Notably, an interlocutory appeal does not automatically stay proceedings in the trial court. Proceedings are stayed only if the circuit court or appellate court orders a stay because “(i) the petition or appeal could be dispositive of the entire civil action or (ii) there exists good cause, other than the pending petition or appeal, to stay the proceedings.” Va. Code § 8.01-675.5(C). The trial court retains concurrent jurisdiction over the case unless a stay is entered. Va. Sup. Ct. R. 1:1C(b).
It is worth noting that a party does not lose its right to appeal an issue by not seeking an interlocutory appeal. Similarly, an order denying interlocutory review will not preclude a later appeal unless the court’s order denying interlocutory review precludes a future appeal. A party who does not or unsuccessfully tries to file an interlocutory appeal can appeal the issue after a final order. Va. Code § 8.01-675.5(D).
Notably, there are some special cases in which a party can petition for interlocutory appeal without trial court certification.
First, a party may petition the Court of Appeals to appeal the circuit court’s granting, denial, dissolution of an injunction or refusal to enforce an injunction without trial court certification. The appellant must file a petition for review with the Court of Appeals within 15 days of the circuit court’s order. The appellee has seven days from the date of service of the petition to file a response. The petition shall be accompanied by a copy of the proceedings before the circuit court regarding the injunction. And the appellate court may take action it considers appropriate under the circumstances. Va. Code 8.01-626. The appellate court has exclusive jurisdiction over the appealable interlocutory order in this context, but the trial court has jurisdiction over the other parts of the case unless the trial or appellate court enters a stay saying otherwise. Va. R. Sup. Ct. 1:1C(a)

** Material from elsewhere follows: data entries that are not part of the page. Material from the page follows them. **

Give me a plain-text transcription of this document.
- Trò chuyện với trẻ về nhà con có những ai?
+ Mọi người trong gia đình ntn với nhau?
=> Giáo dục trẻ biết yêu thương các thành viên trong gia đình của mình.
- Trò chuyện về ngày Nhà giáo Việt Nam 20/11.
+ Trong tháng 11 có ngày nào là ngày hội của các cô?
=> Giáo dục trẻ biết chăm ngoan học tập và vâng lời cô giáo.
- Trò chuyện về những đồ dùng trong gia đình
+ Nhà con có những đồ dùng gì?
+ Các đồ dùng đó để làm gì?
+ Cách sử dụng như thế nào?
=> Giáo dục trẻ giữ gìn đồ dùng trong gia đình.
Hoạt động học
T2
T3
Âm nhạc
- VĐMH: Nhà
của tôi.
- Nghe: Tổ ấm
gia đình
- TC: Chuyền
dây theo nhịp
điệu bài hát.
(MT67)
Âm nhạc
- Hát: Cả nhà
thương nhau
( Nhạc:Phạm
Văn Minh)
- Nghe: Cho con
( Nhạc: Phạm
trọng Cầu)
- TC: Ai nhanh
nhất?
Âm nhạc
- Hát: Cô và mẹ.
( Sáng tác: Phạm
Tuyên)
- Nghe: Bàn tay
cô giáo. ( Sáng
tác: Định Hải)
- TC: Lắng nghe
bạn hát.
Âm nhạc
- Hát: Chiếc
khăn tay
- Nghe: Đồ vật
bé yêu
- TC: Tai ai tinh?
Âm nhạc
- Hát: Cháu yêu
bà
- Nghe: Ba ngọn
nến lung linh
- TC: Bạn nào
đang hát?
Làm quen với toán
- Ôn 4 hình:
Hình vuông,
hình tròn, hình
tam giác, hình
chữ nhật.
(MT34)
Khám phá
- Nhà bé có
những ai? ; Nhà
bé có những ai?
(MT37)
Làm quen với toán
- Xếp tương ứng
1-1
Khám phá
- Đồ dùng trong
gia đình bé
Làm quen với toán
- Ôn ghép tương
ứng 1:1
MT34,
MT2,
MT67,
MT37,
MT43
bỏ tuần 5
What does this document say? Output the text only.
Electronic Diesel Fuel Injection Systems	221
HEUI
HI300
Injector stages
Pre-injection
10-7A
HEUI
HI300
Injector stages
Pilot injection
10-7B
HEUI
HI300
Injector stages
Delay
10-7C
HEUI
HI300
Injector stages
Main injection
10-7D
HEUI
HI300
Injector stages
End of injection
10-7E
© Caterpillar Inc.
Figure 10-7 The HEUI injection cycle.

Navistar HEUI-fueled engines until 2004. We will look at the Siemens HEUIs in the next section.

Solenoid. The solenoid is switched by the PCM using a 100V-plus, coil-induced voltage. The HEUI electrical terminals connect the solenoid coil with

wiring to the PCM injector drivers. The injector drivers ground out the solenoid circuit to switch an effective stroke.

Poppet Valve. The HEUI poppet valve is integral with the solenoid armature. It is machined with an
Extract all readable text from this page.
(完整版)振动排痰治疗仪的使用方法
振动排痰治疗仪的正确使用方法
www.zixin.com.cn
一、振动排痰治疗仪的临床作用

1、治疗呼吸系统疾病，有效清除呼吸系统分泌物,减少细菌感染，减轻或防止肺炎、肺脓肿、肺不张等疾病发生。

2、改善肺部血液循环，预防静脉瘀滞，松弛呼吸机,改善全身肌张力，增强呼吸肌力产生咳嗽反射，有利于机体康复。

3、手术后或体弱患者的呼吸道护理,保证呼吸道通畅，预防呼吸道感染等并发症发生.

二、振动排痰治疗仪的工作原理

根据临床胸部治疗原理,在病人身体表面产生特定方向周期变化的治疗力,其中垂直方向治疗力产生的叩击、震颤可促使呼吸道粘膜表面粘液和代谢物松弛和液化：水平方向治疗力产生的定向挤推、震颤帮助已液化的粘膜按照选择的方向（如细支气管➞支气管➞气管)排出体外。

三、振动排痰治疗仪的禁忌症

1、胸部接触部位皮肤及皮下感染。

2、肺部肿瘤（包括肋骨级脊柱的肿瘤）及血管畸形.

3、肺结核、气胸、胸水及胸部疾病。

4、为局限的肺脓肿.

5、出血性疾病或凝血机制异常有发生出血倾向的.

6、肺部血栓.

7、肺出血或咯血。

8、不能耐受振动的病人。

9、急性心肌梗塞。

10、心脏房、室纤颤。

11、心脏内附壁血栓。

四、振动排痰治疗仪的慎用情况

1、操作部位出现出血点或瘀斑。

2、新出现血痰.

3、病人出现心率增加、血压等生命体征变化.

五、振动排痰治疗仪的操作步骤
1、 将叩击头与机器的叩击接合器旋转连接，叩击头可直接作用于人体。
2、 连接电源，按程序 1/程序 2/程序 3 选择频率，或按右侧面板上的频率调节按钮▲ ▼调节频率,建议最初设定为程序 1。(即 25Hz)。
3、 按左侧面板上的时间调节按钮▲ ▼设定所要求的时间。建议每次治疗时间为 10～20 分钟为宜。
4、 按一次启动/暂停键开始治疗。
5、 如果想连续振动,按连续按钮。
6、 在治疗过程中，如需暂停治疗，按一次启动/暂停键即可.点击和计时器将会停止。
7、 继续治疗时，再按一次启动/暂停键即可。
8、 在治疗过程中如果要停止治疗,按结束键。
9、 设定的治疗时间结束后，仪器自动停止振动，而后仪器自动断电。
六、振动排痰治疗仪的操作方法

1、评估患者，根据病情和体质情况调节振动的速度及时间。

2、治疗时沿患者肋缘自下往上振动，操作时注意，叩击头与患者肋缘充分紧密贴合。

Moreover, if, before trial begins, the circuit court enters an order granting or denying a plea of sovereign, absolute, or qualified immunity that would “immunize the movant from compulsory participation in the proceeding, the order is eligible for immediate appellate review.” The party aggrieved by the order must file a petition for review with the Court of Appeals and follow the procedures for an appeal regarding injunctions set forth above. Va. Code § 8.01-675.5(B).
Although in the past the typical case before a circuit court did not involve an interlocutory appeal, this may be a more frequent practice under the new rules. Thus, litigants should be aware of this possibility and be prepared to navigate the interlocutory appeal process.